This article was originally published on Better After 50.
The snowfall was higher than my 9" tall dog Jazz. When we looked out the back window and saw that there was yet another 12 inches of snow on top of the 8-inch base we both felt defeated. This new light fluff was lovely but not for my short legged pup Jazz. Her morning constitution was yet again disrupted by weather and that wasn't the worst of it. When I took her out to the street -- she was shocked and pained by the salted sidewalk -- gravely wet dirt and muddy winter melted mess on the "cleared" area.
Winter was miserable for Jazz and it took a toll on her hair. Like most women how Jazz's hair looks matters. You see her hair is her calling card. Jazz gets invited onto friends' couches, she's welcomed on sleepovers and is the favorite pup of even my non-dog lovin friends because -- I hate to be so superficial but... when she looks good she's way more welcomed in.
Jazz does not have fur -- she has hair and and that's what makes it so temperamental. Yes, she has a lovely personality, and her breath is not offensive, her eyes don't have goobers and her nails are never too sharp -- but that's not enough. Not even her ability to hear and respond to every command gets her couch status. She has an exceptionally high EQ, her Emotional Intelligence rating is off the charts. But truly, it's her hair that gets her the most attention.

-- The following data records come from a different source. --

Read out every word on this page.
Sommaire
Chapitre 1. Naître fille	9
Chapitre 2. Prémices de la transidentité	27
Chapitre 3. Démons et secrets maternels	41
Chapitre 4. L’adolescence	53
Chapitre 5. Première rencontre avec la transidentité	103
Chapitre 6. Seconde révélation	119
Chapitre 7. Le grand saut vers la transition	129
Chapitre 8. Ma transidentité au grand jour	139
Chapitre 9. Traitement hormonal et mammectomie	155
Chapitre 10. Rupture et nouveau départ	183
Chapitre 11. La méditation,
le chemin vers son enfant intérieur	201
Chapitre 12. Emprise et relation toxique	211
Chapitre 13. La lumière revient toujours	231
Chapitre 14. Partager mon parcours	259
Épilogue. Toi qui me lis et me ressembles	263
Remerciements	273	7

The snow dried in dirty clumps all winter on her normally unshaved legs. No matter how many baths I gave her, she looked dirty. Even after a good grooming -- within hours -- she was disheveled. One evening at a book club gathering -- my normally welcoming friends did not summon her onto their laps. She was sad -- I could tell. "Get down" was most of what she heard. Not the normal "You are the cutest -- you are my favorite pup"
The winter was tough on Jazz and what it came down to -- was partially the weather -- but mostly because the miserable dampness and snowfall took it's toll on her hair.
Jazz is a perfect blond -- one that Clairol has tried to imitate with their "Clairol #5 Medium Natural Blonde" Many a woman has snapped a photo of her for their colorist to mimic.
Jazz's hair when perfectly blown -- not poofed but "piecey" and soft, sans frizz -- gives her face a shape that is irresistibly kissable. Her trims are best as a puppy cut despite her nine years, because any variation makes her look too snouty and pointy. When the groomer gets in too close to her nose and doesn't leave enough around her chin -- why she looks and frankly acts a bit snarly and older. Softness around the mouth brings her smile on and attracts more attention and welcome patting from strangers.
Jazz looks younger with the right haircut. She looks friendlier and more approachable with a good facial trim. Jazz looks like a natural girl - and is more easily accepted by big dog lovers when her hair is naturally shaggy and not poofed like those foo foo poodles.
Jazz goes on 3 to 5 mile runs with me a couple times a week but seems to prefer walking now that she's hit her later 50s (9 years old). Her figure is still lovely and too much mid body poof can add an extra few pounds to her look. Too much shaving renders her -- dare I say -- rodent like.
Hey, it's a dance this hair thing. Don't we know it ladies.